B25TRIX

Wat een eerbetoon aan onze koningin was dat afgelopen zaterdag. Onder de naam B25TRIX (zeer waarschijnlijk niet verzonnen door een l33t) kreeg de Homo Visualis weer eens een ouderwets avondje televisie voorgeschoteld door ons aller Jopie van den Ende, die meteen even van de gelegenheid gebruik maakte om lekker zijn musicals te pluggen. Jammer was natuurlijk de heer M. Borsato, die op het podium stond alsof iedereen in de tent voor zijn optreden was gekomen in plaats van voor Bea en de presentator Ivo Niehe, die om de haverklap van de teleprompter voorlas hoe spontaan de show wel niet was en hoe knap hij kon improviseren. Gelukkig waren er genoeg artiesten over, die wel beseften dat het toch enigszins een eer is om voor de enige echte Neerlandse Royalty op te mogen treden.

Maar goed. Tussen alle artiesten door was er in de show ook tijd voor wat memorabele momenten van de afgelopen 25 jaar . Eén daarvan waren alle Nederlanders die de Nobelprijs hadden gewonnen. Hoewel in de show niet werd aangegeven voor wie en waarvoor de prijzen waren, zet ik ze hier maar even op een rijtje:

1984: Simon van der Meer (natuurkunde)voor ontwerp van een experiment waarmee deeltjes van de zwakke wisselwerking werden ontdekt.
1995: Paul Crutzen (scheikunde) voor onderzoek naar het gat in de ozonlaag.
1999: Martinus Veltman en Gerard ’t Hooft (natuurkunde), voor een theorie waarmee gedrag van elementaire deeltjes kan worden berekend.

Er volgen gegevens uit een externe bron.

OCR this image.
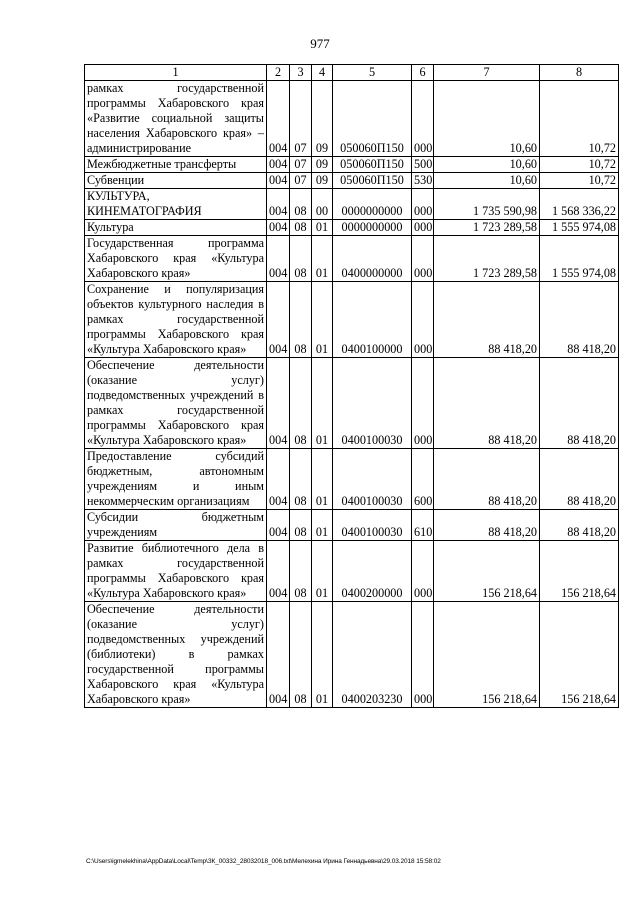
977
1	2	3	4	5	6	7	8
рамках государственной программы Хабаровского края «Развитие социальной защиты населения Хабаровского края» – администрирование	004	07	09	050060П150	000	10,60	10,72
Межбюджетные трансферты	004	07	09	050060П150	500	10,60	10,72
Субвенции	004	07	09	050060П150	530	10,60	10,72
КУЛЬТУРА, КИНЕМАТОГРАФИЯ	004	08	00	0000000000	000	1 735 590,98	1 568 336,22
Культура	004	08	01	0000000000	000	1 723 289,58	1 555 974,08
Государственная программа Хабаровского края «Культура Хабаровского края»	004	08	01	0400000000	000	1 723 289,58	1 555 974,08
Сохранение и популяризация объектов культурного наследия в рамках государственной программы Хабаровского края «Культура Хабаровского края»	004	08	01	0400100000	000	88 418,20	88 418,20
Обеспечение деятельности (оказание услуг) подведомственных учреждений в рамках государственной программы Хабаровского края «Культура Хабаровского края»	004	08	01	0400100030	000	88 418,20	88 418,20
Предоставление субсидий бюджетным, автономным учреждениям и иным некоммерческим организациям	004	08	01	0400100030	600	88 418,20	88 418,20
Субсидии бюджетным учреждениям	004	08	01	0400100030	610	88 418,20	88 418,20
Развитие библиотечного дела в рамках государственной программы Хабаровского края «Культура Хабаровского края»	004	08	01	0400200000	000	156 218,64	156 218,64
Обеспечение деятельности (оказание услуг) подведомственных учреждений (библиотеки) в рамках государственной программы Хабаровского края «Культура Хабаровского края»	004	08	01	0400203230	000	156 218,64	156 218,64
C:\Users\igmelekhina\AppData\Local\Temp\ЗК_00332_28032018_006.txt\Мелехина Ирина Геннадьевна\29.03.2018 15:58:02
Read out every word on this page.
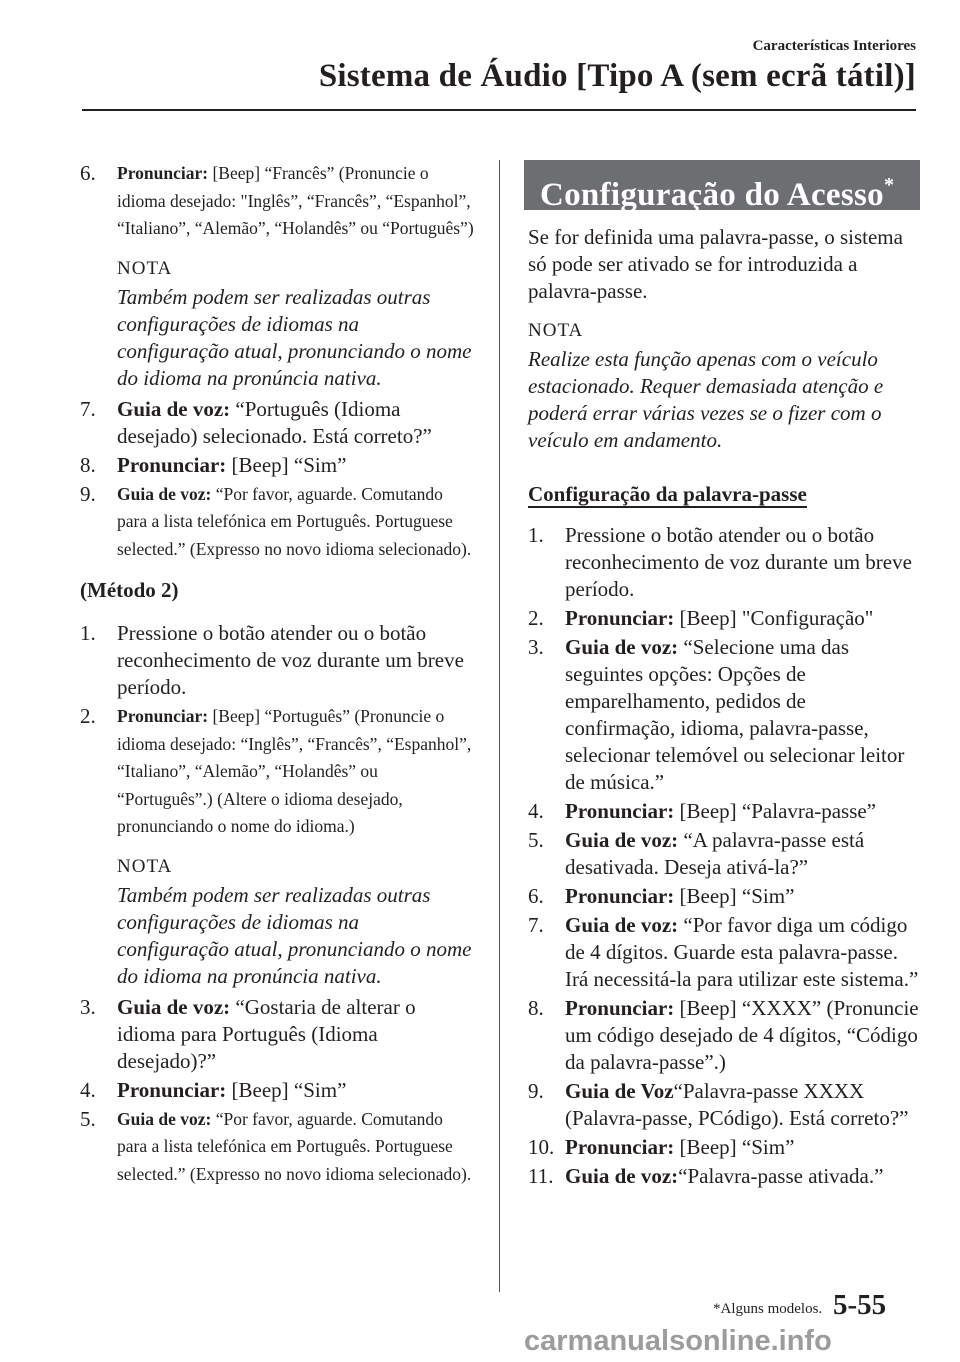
Características Interiores
Sistema de Áudio [Tipo A (sem ecrã tátil)]
6.	Pronunciar: [Beep] “Francês” (Pronuncie o idioma desejado: "Inglês”, “Francês”, “Espanhol”, “Italiano”, “Alemão”, “Holandês” ou “Português”)
NOTA
Também podem ser realizadas outras configurações de idiomas na configuração atual, pronunciando o nome do idioma na pronúncia nativa.
7.	Guia de voz: “Português (Idioma desejado) selecionado. Está correto?”
8.	Pronunciar: [Beep] “Sim”
9.	Guia de voz: “Por favor, aguarde. Comutando para a lista telefónica em Português. Portuguese selected.” (Expresso no novo idioma selecionado).
(Método 2)
1.	Pressione o botão atender ou o botão reconhecimento de voz durante um breve período.
2.	Pronunciar: [Beep] “Português” (Pronuncie o idioma desejado: “Inglês”, “Francês”, “Espanhol”, “Italiano”, “Alemão”, “Holandês” ou “Português”.) (Altere o idioma desejado, pronunciando o nome do idioma.)
NOTA
Também podem ser realizadas outras configurações de idiomas na configuração atual, pronunciando o nome do idioma na pronúncia nativa.
3.	Guia de voz: “Gostaria de alterar o idioma para Português (Idioma desejado)?”
4.	Pronunciar: [Beep] “Sim”
5.	Guia de voz: “Por favor, aguarde. Comutando para a lista telefónica em Português. Portuguese selected.” (Expresso no novo idioma selecionado).
Configuração do Acesso*
Se for definida uma palavra-passe, o sistema só pode ser ativado se for introduzida a palavra-passe.
NOTA
Realize esta função apenas com o veículo estacionado. Requer demasiada atenção e poderá errar várias vezes se o fizer com o veículo em andamento.
Configuração da palavra-passe
1.	Pressione o botão atender ou o botão reconhecimento de voz durante um breve período.
2.	Pronunciar: [Beep] "Configuração"
3.	Guia de voz: “Selecione uma das seguintes opções: Opções de emparelhamento, pedidos de confirmação, idioma, palavra-passe, selecionar telemóvel ou selecionar leitor de música.”
4.	Pronunciar: [Beep] “Palavra-passe”
5.	Guia de voz: “A palavra-passe está desativada. Deseja ativá-la?”
6.	Pronunciar: [Beep] “Sim”
7.	Guia de voz: “Por favor diga um código de 4 dígitos. Guarde esta palavra-passe. Irá necessitá-la para utilizar este sistema.”
8.	Pronunciar: [Beep] “XXXX” (Pronuncie um código desejado de 4 dígitos, “Código da palavra-passe”.)
9.	Guia de Voz“Palavra-passe XXXX (Palavra-passe, PCódigo). Está correto?”
10. Pronunciar: [Beep] “Sim”
11. Guia de voz:“Palavra-passe ativada.”
*Alguns modelos. 5-55
carmanualsonline.info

Prachtig toch, dat Nederlandse intellect? Het deed mij denken aan een recent verricht onderzoek. Het blijkt namelijk dat de meeste Nederlanders vinden dat ze tijd tekort komen. De reden werd er ook meteen bij gegeven: we willen teveel. We willen namelijk werken, studeren, internetten, lezen, sporten, spelen, tijd aan de kinderen besteden, stappen, uit eten, seks en voldoende slapen en dat allemaal op dezelfde dag. En als het niet lukt hebben we het gevoel dat we iets tekort zijn gekomen. De conclusie lijkt mij simpel: we hebben het te goed met z’n allen en dat we de tijd weten te vinden om ons jaren en jaren bezig te houden met deeltjes van de zwakke wisselwerking of het gat in de ozonlaag en er zo verschrikkelijk goed in worden dat er een Nobelprijs voor uitgereikt wordt, is hier toch wel het ultieme bewijs van.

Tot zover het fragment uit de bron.